Platforms are leaning in, too. Amazon’s Rufus already processes 14% of total search volume on the site. Walmart Connect is exploring conversational ad formats. Klarna has rolled out AI shopping assistants.
This rapid move from intent-based search to algorithmic, AI-driven discovery is flipping the traditional marketing funnel on its head.
A TikTok video can collapse the entire shopping journey – awareness, interest, evaluation, and conversion – into a single moment where content consumption naturally leads to purchasing. Or a shopper might see a product in a TikTok video, ask ChatGPT about it, and then buy via Amazon.
Discovery commerce isn’t linear; it’s layered. And the old retail media playbook based on keywords and last-click attribution isn’t built for these new journeys.
Discovery Commerce is the New Default
Discovery commerce lives in the scroll. In the chat. In the moment where entertainment meets intent and a product finds its way into someone’s life without them even realizing they were looking for it.

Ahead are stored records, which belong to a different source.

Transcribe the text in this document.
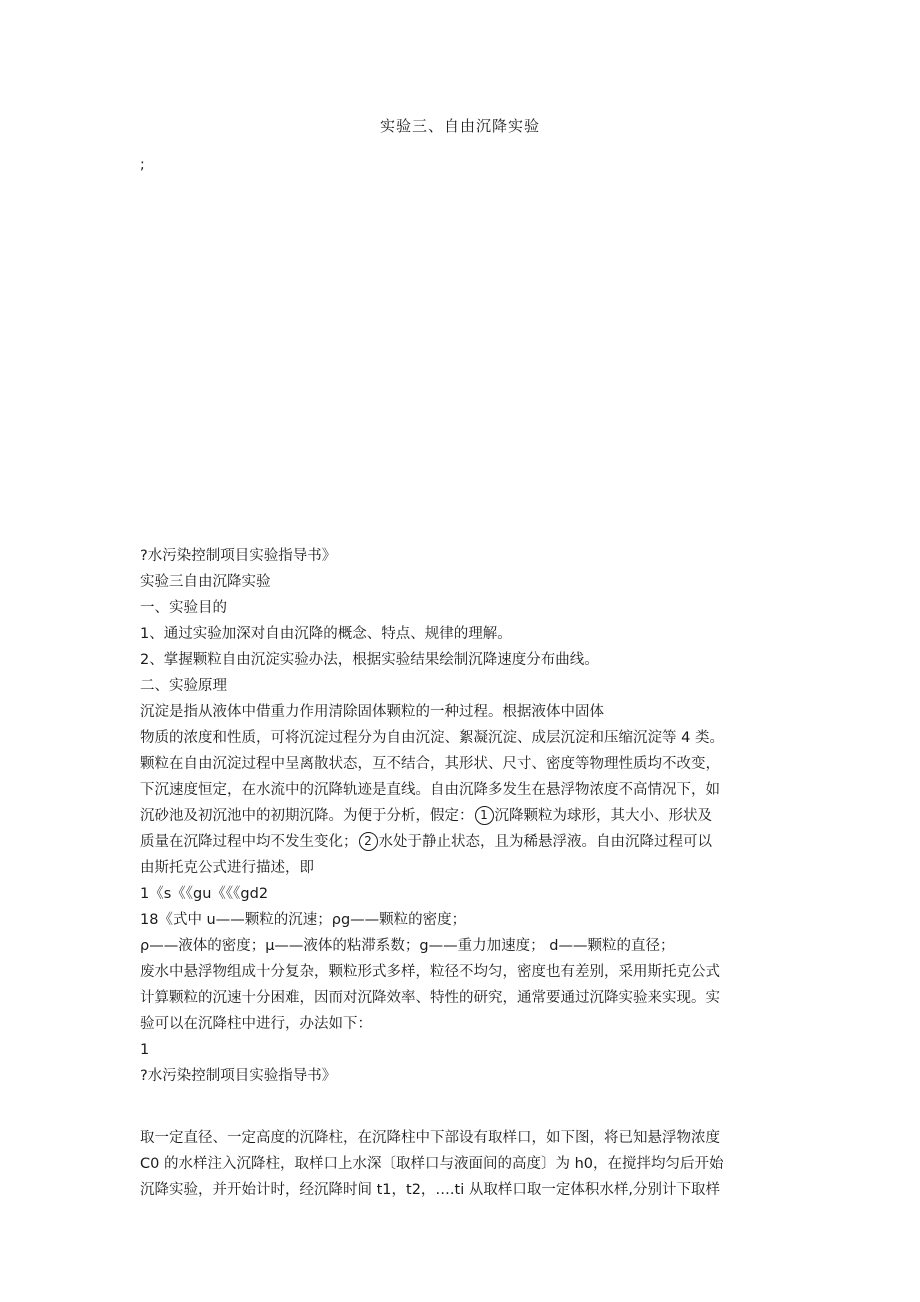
实验三、自由沉降实验
;
?水污染控制项目实验指导书》
实验三自由沉降实验
一、实验目的
1、通过实验加深对自由沉降的概念、特点、规律的理解。
2、掌握颗粒自由沉淀实验办法，根据实验结果绘制沉降速度分布曲线。
二、实验原理
沉淀是指从液体中借重力作用清除固体颗粒的一种过程。根据液体中固体
物质的浓度和性质，可将沉淀过程分为自由沉淀、絮凝沉淀、成层沉淀和压缩沉淀等 4 类。
颗粒在自由沉淀过程中呈离散状态，互不结合，其形状、尺寸、密度等物理性质均不改变，
下沉速度恒定，在水流中的沉降轨迹是直线。自由沉降多发生在悬浮物浓度不高情况下，如
沉砂池及初沉池中的初期沉降。为便于分析，假定： 1 沉降颗粒为球形，其大小、形状及
质量在沉降过程中均不发生变化； 2 水处于静止状态，且为稀悬浮液。自由沉降过程可以
由斯托克公式进行描述，即
1《s《《gu《《《gd2
18《式中 u——颗粒的沉速；ρg——颗粒的密度；
ρ——液体的密度；μ——液体的粘滞系数；g——重力加速度； d——颗粒的直径；
废水中悬浮物组成十分复杂，颗粒形式多样，粒径不均匀，密度也有差别，采用斯托克公式
计算颗粒的沉速十分困难，因而对沉降效率、特性的研究，通常要通过沉降实验来实现。实
验可以在沉降柱中进行，办法如下：
1
?水污染控制项目实验指导书》
取一定直径、一定高度的沉降柱，在沉降柱中下部设有取样口，如下图，将已知悬浮物浓度
C0 的水样注入沉降柱，取样口上水深〔取样口与液面间的高度〕为 h0，在搅拌均匀后开始
沉降实验，并开始计时，经沉降时间 t1，t2，….ti 从取样口取一定体积水样,分别计下取样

These changes feel disruptive because they are. The strategies brands have relied on for years (keyword targeting, upper-funnel ads, traditional search optimization) are no longer enough. And adapting to AI tools and creator-led content will require flexing new muscles.
But brands should be more excited than unsettled. For years, upper-funnel marketing has been notoriously hard to measure and easy to overspend on. Now discovery is becoming something you can engineer.
To follow consumers into this new era of retail, brands need to start optimizing for relevance, not just visibility. That means:
- Partnering with creators on content that entertains while it educates
- Optimizing metadata for natural language queries, not just SEO
- Building product pages to answer questions and show up in real conversations
- Rethinking attribution and measurement
The integration of shopping into discovery-driven environments is making the path to purchase more intuitive, entertaining, and, ultimately, more effective. The brands that adapt first will be the leaders of the next decade in retail.